Bhunai is the active, continuous, high-heat stirring and pressing of ingredients against the karahi walls that is the central technique of karahi cooking. It is not an occasional stirring. It is not simmering. It is loud, hot, and requires full attention for 8 to 10 minutes. You know bhunai is complete when the oil visibly separates from the masala and pools at the edges and surface of the karahi. The masala will look concentrated, darker, and almost dry at the moment before the oil separates. This is correct and should not be interrupted with water. 

Two conditions must both be met to prevent yogurt from curdling: it must be at room temperature when added, and it must be whisked completely smooth before adding. Cold yogurt experiences thermal shock from the hot masala. Unwhisked yogurt has lumps that seize before they can integrate. If both conditions are met and you stir continuously from the moment the yogurt goes in, curdling does not happen. Take yogurt from the refrigerator at the start of the recipe, not five minutes before Step 6. Whisk it just before adding. Stir without pausing for the first full minute.

Yes, but the result will be noticeably lighter. Bone-in chicken releases collagen and natural fat from the marrow and connective tissue into the gravy as it cooks, producing a richer, more body-forward sauce. Boneless chicken produces a thinner gravy with a cleaner chicken flavour. If using boneless, reduce the cooking time in Step 2 by 1 to 2 minutes and watch carefully in Step 4 to avoid overcooking during the bhunai. The spice quantities remain the same.

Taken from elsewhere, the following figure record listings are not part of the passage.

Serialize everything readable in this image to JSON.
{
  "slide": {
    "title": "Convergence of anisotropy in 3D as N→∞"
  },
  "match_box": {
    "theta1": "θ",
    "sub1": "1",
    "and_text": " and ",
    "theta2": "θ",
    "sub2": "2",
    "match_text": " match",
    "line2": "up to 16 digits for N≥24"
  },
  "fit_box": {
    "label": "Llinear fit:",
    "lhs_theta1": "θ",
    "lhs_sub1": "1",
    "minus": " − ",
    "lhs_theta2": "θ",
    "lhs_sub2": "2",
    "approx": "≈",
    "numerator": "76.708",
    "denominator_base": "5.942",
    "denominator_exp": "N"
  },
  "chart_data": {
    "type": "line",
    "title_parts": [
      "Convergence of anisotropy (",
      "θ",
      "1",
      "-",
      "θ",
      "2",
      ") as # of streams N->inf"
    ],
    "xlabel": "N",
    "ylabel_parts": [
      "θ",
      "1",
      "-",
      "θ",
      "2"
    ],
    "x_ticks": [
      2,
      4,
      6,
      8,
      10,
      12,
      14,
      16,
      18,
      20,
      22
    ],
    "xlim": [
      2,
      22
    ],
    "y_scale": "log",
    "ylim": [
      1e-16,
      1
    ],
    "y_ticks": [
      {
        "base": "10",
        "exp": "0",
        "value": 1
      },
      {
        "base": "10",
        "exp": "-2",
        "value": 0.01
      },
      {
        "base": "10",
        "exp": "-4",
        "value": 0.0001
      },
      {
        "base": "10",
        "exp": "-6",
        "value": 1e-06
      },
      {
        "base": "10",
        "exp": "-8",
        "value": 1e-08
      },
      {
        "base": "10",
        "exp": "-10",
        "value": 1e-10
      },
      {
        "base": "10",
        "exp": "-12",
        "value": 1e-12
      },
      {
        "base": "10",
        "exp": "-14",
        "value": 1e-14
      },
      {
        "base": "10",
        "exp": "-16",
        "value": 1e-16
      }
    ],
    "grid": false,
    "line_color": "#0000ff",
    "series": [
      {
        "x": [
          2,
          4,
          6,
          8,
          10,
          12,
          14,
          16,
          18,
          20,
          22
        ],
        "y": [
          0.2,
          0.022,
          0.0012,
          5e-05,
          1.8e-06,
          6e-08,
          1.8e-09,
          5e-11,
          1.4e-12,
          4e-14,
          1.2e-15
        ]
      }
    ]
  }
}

Store in an airtight container in the refrigerator for up to 2 days. The oil in the gravy will solidify when cold, this is normal. Reheat gently in a pan over medium heat, adding a splash of hot water if the gravy looks too thick, and stir regularly until hot throughout. Do not microwave, it heats unevenly and can make the chicken rubbery. Unlike slow-cooked dishes, this karahi is best fresh and is at its absolute peak in the first 10 minutes after cooking. Reheated next-day karahi is still good but noticeably different from the fresh version.